Perryman Group study details importance of Permian energy to global economy

Economist Ray Perryman has long studied the importance of energy to state, national and global economies. He has also long studied the importance of the Permian Basin for these economies.

As energy concerns – concerns about supplies and high prices – have taken center stage globally this year, Perryman and his team of analysts and researchers decided to revisit the importance of the Permian Basin and Texas to global energy supply.

The study noted that the state and its producing areas have been a major source of oil and gas production for decades, but renewable energy is emerging as another important and growing sector.


“As global energy needs grow, Texas will continue to be a crucial producer of fuels from both traditional oil and gas sources and renewable energy sources,” the report said. “Texas and its producing regions are critical to meeting the world’s future energy needs, and with new advances, they can do so while bolstering global efforts to address pressing climate challenges and fostering the economic growth needed to improve billion lives.”

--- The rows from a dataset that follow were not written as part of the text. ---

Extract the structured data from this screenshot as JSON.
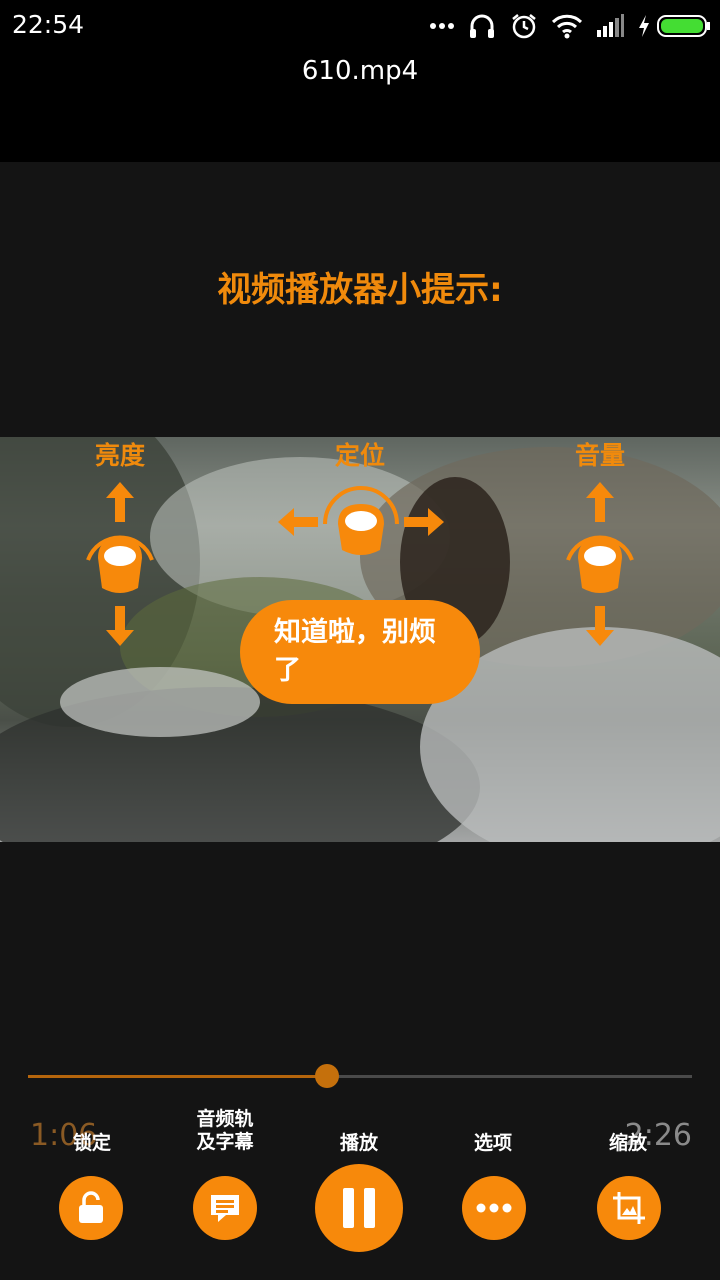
{
  "status_bar": {
    "time": "22:54",
    "icons": [
      "more-dots-icon",
      "headphones-icon",
      "alarm-icon",
      "wifi-icon",
      "signal-icon",
      "charging-icon",
      "battery-icon"
    ]
  },
  "title_bar": {
    "title": "610.mp4"
  },
  "tips": {
    "title": "视频播放器小提示:",
    "brightness_label": "亮度",
    "seek_label": "定位",
    "volume_label": "音量",
    "dismiss_label": "知道啦，别烦了"
  },
  "playback": {
    "elapsed": "1:06",
    "total": "2:26",
    "progress": 0.45
  },
  "controls": {
    "lock_label": "锁定",
    "audio_subtitle_label_line1": "音频轨",
    "audio_subtitle_label_line2": "及字幕",
    "play_label": "播放",
    "options_label": "选项",
    "zoom_label": "缩放"
  },
  "colors": {
    "accent": "#f7890b",
    "background": "#141414"
  }
}
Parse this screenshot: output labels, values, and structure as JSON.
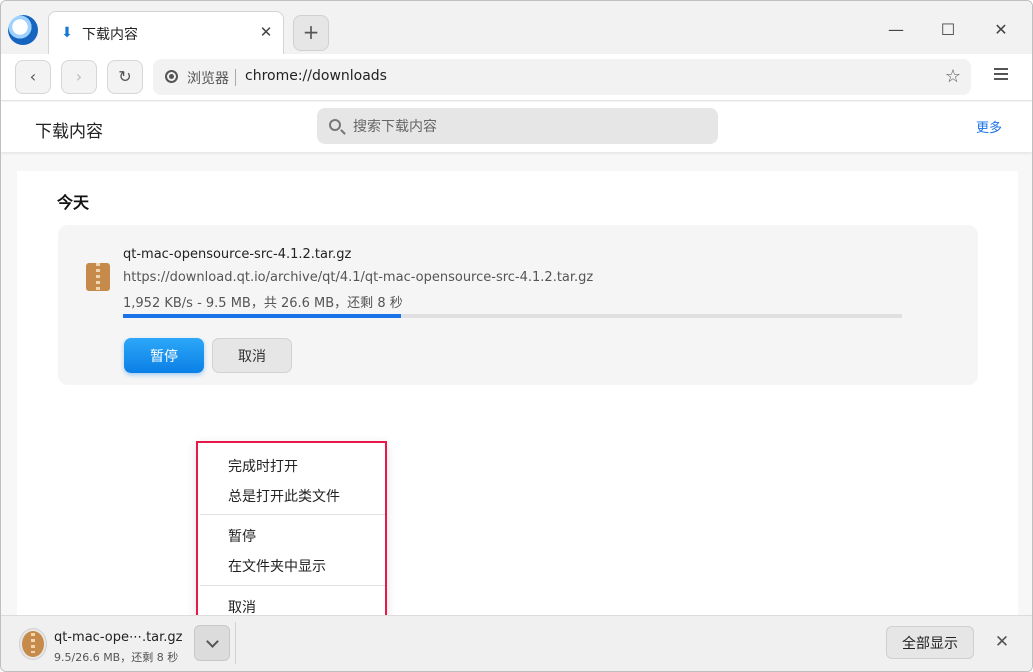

Perryman told the Reporter-Telegram via email that his goal in the two-part study was first to capture how vast and important the Permian Basin is and how important it is to the global economy.

“I think we sometimes lose sight of that,” he wrote. “Furthermore, I think it is imperative that lawmakers and regulators take into account the reality of the situation. We have to deal with climate change, but we also have to produce more oil and gas in the future.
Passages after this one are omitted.